The first 90 days in a new employee’s life are crucial. These days set the tone for their experience and their impression of your business.
Generally, people that stick it out for the first year (possibly even regardless of their frustrations) will stay for a lot longer. But at what cost? Are they giving 100%? Do they feel like they’re getting 100%? There is a lot of content out there about silent quitting (which I won’t get into today), but essentially people who aren’t engaged are a liability.
And when I use the word liability I mean to themselves, for not being true to their purpose and ‘wasting time’ as well as to the business for not being productive and valuable. Not to mention the effect they have on other people in the organisation and your customers, which can have even bigger ramifications.

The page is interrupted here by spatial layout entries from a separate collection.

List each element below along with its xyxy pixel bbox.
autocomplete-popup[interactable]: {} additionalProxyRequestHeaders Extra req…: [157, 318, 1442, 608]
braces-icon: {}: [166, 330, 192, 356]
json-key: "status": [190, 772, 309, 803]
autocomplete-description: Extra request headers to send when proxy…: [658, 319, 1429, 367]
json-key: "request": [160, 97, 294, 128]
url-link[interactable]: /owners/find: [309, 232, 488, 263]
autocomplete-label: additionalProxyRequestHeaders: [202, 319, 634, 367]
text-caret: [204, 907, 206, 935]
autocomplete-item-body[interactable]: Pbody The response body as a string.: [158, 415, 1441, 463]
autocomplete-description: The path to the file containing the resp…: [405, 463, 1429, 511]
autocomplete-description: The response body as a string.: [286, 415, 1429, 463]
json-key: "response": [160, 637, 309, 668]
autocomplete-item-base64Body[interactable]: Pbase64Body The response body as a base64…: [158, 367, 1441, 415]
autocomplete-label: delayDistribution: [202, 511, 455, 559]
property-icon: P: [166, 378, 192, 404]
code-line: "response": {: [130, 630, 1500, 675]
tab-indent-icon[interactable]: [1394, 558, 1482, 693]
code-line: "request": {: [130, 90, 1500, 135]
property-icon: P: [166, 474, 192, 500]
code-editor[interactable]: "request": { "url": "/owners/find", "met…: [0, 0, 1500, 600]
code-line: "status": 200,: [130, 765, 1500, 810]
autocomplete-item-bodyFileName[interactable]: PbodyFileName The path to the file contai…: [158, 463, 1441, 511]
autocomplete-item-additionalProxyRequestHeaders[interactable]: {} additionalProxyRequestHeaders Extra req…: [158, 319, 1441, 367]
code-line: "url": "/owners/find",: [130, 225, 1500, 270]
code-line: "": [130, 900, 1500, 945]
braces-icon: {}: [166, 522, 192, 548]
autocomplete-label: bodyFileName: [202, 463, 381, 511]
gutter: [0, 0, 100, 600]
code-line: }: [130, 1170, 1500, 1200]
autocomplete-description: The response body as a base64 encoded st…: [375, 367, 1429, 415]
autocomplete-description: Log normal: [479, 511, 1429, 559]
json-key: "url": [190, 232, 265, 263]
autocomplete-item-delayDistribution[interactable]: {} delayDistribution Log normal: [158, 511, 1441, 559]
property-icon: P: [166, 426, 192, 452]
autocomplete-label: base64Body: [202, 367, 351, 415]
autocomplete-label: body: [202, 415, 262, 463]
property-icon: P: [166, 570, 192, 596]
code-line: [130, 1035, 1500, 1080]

When people leave, there are costs on both sides:
- Employee cost – mental, emotional and financial
- Business cost – time, effort, and resources used to recruit, onboard, train and grow
Does your Employee Value Proposition (EVP) promise the world and only deliver a continent? Quite often the contents don’t match the packaging. Promises are made and expectations are set during the acquisition process, only for the systems, processes (or even people) to fail to deliver on them once they are in the building.
“In South Africa, candidates stay about 2 years and 10 months in the same job before moving on,” – Career Junction
Hiring specialist Career Junction’s Employment Insights provides an analysis of the supply and demand trends in the online job market to represent online labour dynamics in South Africa. They noted that employees who have been in the same job for more than three years are considered above the norm.
So how do we know if the experience we’re promising is being lived up to? Quite simply, we don’t.
We guess and hope (and run employee satisfaction surveys). The only way to know, and effect impactful change, is to to ask. We need to empathize and understand.
Only once we understand the motivations, drivers and actual experience of our newly acquired talent, can we then begin to look at how to reimagine this experience. And not only retain them but turn them into raving fans.